A high score for Argument-Ideas-Evidence requires 1) enough information, and 2) relevant information. When I was examining and scoring papers sometimes a candidate was writing pretty well and on-topic and then all of a sudden included some off-topic information or a story. Sometimes this information was related but too focused on a small aspect of the argument. For example, in the task you described, if you began to tell a story about how an experience had a life changing effect on you.
The IELTS Task 2 works well with the universal 5-paragraph essay. Here is how it works. Lets say the task is if smoking should be made illegal, yes or no.
The Argument is should smoking be made illegal.

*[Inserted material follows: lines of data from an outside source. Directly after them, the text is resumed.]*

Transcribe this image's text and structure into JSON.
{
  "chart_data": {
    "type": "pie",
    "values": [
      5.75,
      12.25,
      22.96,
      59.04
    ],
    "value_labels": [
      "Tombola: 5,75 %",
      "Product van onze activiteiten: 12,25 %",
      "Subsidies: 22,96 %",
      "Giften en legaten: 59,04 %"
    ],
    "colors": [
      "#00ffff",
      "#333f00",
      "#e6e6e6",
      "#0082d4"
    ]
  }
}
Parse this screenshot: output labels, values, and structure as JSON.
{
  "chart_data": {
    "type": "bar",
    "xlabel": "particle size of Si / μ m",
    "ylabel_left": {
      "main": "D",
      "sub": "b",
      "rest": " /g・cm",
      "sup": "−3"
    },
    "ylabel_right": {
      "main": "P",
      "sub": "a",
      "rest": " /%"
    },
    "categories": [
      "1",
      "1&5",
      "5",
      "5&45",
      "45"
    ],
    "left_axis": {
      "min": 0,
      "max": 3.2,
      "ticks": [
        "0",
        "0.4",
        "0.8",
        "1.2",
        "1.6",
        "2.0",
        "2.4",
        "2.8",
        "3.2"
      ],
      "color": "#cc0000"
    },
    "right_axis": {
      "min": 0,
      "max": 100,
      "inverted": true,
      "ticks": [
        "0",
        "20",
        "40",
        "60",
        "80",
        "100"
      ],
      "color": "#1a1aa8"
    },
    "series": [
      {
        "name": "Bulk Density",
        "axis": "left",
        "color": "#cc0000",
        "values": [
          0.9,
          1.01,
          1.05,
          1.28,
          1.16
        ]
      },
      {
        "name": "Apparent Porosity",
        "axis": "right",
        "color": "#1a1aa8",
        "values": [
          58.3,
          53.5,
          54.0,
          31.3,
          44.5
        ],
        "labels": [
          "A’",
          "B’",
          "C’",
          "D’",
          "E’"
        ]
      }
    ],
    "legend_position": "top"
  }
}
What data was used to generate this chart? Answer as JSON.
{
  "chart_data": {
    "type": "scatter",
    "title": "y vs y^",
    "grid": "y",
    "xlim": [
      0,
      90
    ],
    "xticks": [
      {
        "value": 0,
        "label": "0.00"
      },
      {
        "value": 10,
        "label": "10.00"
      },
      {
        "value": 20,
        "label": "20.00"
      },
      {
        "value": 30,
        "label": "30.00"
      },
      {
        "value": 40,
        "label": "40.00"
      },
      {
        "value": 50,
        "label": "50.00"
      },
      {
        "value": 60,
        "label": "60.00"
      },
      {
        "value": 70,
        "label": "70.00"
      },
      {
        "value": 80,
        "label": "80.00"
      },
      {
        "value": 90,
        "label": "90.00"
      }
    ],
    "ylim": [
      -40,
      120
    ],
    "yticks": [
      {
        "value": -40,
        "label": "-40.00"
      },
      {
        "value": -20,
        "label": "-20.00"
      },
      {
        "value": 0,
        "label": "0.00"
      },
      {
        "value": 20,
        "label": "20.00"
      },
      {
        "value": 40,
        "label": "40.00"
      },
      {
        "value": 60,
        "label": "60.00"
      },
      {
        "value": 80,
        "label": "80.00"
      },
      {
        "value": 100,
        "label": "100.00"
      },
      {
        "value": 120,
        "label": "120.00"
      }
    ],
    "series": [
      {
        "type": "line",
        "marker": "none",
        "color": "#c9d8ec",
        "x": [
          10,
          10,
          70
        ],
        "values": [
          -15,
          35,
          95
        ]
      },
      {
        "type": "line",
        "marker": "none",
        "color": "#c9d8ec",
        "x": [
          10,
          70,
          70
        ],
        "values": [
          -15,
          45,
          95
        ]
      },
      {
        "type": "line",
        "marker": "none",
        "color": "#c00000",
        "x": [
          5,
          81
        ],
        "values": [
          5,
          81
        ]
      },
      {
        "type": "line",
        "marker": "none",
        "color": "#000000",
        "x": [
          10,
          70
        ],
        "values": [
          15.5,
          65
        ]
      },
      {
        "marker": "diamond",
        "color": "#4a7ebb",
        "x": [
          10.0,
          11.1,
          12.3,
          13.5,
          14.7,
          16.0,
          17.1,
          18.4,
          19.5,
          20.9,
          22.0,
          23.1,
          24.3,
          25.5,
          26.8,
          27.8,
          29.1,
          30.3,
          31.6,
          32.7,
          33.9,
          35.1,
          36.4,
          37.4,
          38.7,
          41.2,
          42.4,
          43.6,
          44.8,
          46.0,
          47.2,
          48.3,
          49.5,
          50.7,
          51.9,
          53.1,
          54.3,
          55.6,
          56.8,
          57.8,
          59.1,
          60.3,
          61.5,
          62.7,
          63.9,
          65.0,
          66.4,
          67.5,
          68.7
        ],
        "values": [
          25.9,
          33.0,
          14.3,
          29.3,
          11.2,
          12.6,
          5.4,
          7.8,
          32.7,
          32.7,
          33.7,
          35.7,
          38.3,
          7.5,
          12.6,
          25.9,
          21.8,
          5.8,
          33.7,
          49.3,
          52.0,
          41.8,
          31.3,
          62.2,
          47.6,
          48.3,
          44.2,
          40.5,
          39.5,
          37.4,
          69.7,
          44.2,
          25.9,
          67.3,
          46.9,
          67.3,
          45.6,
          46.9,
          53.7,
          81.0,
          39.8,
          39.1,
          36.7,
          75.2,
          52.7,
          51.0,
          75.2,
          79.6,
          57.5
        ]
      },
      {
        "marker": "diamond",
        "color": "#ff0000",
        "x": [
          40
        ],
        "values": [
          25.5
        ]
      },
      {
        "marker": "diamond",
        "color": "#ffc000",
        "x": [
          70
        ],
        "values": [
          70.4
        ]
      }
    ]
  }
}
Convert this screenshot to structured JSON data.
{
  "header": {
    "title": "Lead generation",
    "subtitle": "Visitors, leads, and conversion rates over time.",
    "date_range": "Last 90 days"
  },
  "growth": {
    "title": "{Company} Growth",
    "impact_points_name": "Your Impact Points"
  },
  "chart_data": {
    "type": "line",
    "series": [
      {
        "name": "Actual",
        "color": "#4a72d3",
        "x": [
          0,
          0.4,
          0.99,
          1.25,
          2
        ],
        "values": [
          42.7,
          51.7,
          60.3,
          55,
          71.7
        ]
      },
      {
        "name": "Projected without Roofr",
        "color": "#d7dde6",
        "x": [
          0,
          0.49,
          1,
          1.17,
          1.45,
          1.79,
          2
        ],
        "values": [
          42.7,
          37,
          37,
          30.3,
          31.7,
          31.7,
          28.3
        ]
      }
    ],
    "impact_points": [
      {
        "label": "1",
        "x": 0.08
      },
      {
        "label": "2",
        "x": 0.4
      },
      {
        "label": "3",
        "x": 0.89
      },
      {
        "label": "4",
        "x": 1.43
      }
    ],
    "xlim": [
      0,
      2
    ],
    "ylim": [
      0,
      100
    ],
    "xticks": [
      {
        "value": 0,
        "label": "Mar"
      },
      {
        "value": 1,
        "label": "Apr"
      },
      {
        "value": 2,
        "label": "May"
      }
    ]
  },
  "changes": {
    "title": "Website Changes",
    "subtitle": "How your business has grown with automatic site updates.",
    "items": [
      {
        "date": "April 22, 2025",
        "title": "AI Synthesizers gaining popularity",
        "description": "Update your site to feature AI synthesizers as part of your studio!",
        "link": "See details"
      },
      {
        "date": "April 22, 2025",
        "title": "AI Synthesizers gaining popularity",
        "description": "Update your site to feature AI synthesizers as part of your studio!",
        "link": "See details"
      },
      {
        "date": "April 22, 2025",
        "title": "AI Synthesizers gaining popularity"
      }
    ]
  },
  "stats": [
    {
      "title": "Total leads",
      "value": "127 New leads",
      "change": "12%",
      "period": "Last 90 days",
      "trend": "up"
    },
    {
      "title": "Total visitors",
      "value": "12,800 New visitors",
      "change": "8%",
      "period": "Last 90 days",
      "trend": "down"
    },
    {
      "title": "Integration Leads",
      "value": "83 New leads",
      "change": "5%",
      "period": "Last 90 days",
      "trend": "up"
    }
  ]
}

This can be written as the introductory paragraph, paragraph 1.
Now we need 3 Ideas which we can generate through some brainstorming.
Here are 3 Ideas: smoking is bad for your personal health; illness from smoking causes a lot of financial loss to individuals, business and even the national economy; but people have a right to do things that do not harm others.
So now we will take one of those Ideas and write a Topic Sentence to start off our paragraph: "Smoking is very bad for people's health.”
That's the first sentence of the paragraph which we will follow with Evidence to make up the rest of the paragraph. "Doctors have proven that smoking can cause cancer. Cancer often .etc. etc.”
Now we have the second paragraph. Repeat this process twice using the Idea to make a Topic Sentence and supporting the Topic Sentence with Evidence to make a paragraph.
Finish it off with a conclusion or summary.
12. "THE STRANGE THING IS MY FIRST EXAM RESULTS WAS BETTER THAN SECOND ALTHOUGH I STUDIED 3 MONTHS FOR THIS EXAM. I WAS INTERMEDIATE LEVEL AT MY ENGLISH COURSE 10 MONTHS AGO FIRST EXAM RESULTS”
The truth is that the IELTS test is not perfect. IELTS examiners can be off by one band. You may have gotten too high of a score the first time. Or perhaps your score was too low the second time. Or perhaps you were more nervous or there was a task that was easier for you to write about.